For your information, under the fourth proviso of section 3 of the Foreign Trade Zone Act of 1934, as amended (19 U.S.C. 81c), pursuant to the rules and regulations of the appropriate Federal agencies, articles which have been taken into a FTZ for "the sole purpose of exportation, destruction ..., or storage" shall be considered to be exported for the purpose of drawback and certain other provisions. Articles taken into a FTZ under this statute are given what is called "zone-restricted status." The Customs Regulations with regard to FTZ's are found in 19 CFR Part 146 (see, in particular, 19 CFR 146.44, under paragraph (b) of which proper application for zone-restricted status is required; see also 19 CFR 191.161 et seq.).

Under the above-described provision, an article manufactured from imported merchandise which could not actually be exported within 5 years from the date of importation of the imported merchandise could be taken into a FTZ and subsequently exported. If the date the article was taken into the FTZ was within 5 years from the date of importation of the imported merchandise, drawback would not be denied as a result of 19 U.S.C. 1313(i).

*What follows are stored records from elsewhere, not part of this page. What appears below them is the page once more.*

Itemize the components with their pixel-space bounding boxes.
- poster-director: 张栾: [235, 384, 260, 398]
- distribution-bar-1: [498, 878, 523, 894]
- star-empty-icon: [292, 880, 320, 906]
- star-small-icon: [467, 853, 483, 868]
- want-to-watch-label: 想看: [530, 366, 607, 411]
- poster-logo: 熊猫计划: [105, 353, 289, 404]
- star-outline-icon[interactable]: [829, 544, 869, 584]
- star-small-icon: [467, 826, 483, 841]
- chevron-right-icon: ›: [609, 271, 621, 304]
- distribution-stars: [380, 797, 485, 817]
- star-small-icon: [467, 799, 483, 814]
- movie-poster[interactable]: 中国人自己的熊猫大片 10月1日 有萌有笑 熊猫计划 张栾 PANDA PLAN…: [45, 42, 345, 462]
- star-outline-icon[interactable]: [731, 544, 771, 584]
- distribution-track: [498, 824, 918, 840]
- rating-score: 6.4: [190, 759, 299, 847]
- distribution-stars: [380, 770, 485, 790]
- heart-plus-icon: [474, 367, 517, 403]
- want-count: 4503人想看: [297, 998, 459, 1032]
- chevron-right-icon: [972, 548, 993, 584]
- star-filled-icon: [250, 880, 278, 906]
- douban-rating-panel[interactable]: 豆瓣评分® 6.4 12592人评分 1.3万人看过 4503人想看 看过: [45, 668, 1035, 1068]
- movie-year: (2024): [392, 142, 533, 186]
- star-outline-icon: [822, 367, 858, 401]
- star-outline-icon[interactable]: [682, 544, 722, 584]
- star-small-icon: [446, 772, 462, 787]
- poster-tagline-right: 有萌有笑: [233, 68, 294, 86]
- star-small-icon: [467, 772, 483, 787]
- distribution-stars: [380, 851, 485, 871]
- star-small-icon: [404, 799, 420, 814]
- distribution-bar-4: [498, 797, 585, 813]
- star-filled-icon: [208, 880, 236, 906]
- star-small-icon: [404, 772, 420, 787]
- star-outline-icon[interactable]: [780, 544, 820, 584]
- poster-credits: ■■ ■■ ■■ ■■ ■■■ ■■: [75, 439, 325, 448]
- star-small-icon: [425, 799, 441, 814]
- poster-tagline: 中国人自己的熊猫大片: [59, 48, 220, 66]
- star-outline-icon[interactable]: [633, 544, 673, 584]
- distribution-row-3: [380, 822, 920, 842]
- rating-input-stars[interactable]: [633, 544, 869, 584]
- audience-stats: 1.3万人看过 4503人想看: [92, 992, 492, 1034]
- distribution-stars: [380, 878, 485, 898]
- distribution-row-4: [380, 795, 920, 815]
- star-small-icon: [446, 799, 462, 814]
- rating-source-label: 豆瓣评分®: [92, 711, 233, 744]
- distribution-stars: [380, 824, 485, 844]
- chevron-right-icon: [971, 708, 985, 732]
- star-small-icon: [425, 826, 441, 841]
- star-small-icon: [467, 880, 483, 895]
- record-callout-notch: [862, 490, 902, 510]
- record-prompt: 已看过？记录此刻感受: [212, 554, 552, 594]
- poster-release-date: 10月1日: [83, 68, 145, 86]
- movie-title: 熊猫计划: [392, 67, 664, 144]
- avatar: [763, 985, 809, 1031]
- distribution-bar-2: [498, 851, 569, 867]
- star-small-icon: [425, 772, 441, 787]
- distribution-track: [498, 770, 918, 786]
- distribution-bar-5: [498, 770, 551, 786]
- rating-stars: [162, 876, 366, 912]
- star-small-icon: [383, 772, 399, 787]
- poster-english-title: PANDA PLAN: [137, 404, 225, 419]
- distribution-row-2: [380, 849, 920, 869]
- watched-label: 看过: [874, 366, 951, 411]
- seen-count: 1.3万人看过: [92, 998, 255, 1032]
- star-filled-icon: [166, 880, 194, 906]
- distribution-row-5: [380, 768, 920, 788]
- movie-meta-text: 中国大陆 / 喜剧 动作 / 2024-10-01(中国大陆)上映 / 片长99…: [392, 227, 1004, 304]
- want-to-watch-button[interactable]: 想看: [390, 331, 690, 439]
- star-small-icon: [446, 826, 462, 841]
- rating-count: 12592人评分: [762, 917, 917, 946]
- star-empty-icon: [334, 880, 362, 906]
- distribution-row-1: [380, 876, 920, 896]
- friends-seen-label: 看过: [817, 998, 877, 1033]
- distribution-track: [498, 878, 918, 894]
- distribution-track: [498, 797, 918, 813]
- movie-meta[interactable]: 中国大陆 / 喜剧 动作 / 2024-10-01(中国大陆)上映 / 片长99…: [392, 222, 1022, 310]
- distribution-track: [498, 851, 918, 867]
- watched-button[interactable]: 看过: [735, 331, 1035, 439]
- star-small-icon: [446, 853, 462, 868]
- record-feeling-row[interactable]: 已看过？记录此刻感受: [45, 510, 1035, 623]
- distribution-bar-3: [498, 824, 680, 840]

However, you should be aware that once zone-restricted status is obtained for an article, the article may not subsequently be entered into American commerce; it must be either exported or destroyed (see, in this regard, Customs Service Decision 81-150, copy enclosed, the published version of a ruling dated January 5, 1981, to your company). Zone-restricted merchandise could be transferred to Customs territory for exportation or transporta- tion and exportation (see 19 CFR 146.70) (e.g., a satellite taken into a FTZ could be transferred to Customs territory for trans- portation to the launch site and launching, under the applicable procedures (see 19 CFR 146.67 and Part 18)).

HOLDING:

The 5-year period within which completed articles must be exported in order to qualify for manufacturing drawback, prescribed in 19 U.S.C. 1313(i), may not be extended or waived.